Otoritas maritim internasional dan pemerintah setempat sejauh ini belum memberikan pernyataan resmi terkait langkah penyelamatan para sandera.
Pasukan Angkatan Laut Eropa yang bertugas memantau keamanan di perairan Somalia juga terpantau masih melakukan koordinasi internal.
"Kapal itu membawa 18.500 barel minyak," ujar pejabat keamanan dari wilayah semi-otonom Puntland di Somalia kepada BBC.

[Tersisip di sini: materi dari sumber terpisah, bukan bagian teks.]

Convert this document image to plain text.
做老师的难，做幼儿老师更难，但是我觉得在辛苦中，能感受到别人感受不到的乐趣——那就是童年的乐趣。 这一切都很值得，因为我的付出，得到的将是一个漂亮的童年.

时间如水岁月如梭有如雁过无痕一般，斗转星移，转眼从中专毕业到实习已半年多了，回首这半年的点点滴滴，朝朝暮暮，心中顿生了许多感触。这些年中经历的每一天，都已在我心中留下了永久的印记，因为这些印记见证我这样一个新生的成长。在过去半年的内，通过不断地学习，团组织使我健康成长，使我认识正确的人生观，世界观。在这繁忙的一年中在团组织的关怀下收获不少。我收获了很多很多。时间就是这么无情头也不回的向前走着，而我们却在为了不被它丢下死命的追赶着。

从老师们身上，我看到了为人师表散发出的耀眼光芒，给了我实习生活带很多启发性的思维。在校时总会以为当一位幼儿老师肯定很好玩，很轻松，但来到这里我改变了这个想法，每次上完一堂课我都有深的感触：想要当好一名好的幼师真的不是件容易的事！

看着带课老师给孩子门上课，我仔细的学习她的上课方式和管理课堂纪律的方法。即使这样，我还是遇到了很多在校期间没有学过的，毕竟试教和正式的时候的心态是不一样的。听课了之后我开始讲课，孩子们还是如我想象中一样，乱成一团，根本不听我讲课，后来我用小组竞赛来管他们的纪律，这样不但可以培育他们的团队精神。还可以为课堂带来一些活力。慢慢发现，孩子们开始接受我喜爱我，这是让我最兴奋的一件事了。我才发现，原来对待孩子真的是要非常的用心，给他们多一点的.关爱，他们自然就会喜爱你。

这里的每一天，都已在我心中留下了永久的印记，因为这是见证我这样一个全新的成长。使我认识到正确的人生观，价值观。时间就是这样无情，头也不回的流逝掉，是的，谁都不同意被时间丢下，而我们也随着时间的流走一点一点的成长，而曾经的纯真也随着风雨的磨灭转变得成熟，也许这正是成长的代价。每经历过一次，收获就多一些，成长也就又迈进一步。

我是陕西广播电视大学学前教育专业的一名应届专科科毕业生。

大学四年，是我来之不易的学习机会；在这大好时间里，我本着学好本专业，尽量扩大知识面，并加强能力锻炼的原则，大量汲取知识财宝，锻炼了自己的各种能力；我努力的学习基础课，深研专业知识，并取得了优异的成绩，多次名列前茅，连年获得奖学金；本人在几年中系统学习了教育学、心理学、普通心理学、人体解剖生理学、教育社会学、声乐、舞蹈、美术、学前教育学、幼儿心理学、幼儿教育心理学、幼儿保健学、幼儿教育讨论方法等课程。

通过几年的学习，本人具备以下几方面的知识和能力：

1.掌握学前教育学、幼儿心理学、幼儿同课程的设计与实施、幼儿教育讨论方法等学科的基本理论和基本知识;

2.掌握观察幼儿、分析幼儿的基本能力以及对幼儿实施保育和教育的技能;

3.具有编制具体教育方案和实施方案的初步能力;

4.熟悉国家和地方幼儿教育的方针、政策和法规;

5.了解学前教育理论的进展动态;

Ketidakhadiran pernyataan resmi dari pemerintah Somalia menambah kekhawatiran keluarga kru kapal yang berasal dari Pakistan hingga Myanmar.
Belum diketahui secara pasti bagaimana para pembajak tersebut mampu menembus sistem keamanan kapal tanker yang cukup besar itu.
Setelah sempat mereda selama tiga tahun terakhir, aksi pembajakan di wilayah Samudra Hindia kembali menunjukkan tren peningkatan yang signifikan.
Jalur perdagangan ini sempat dianggap bersih dari aktivitas kriminal bersenjata setelah intervensi militer internasional besar-besaran beberapa tahun silam.
Namun, kembalinya pembajakan terhadap kapal tanker minyak seperti Honour 25 menunjukkan bahwa stabilitas keamanan maritim di lepas pantai Somalia masih sangat rapuh dan membutuhkan perhatian dunia.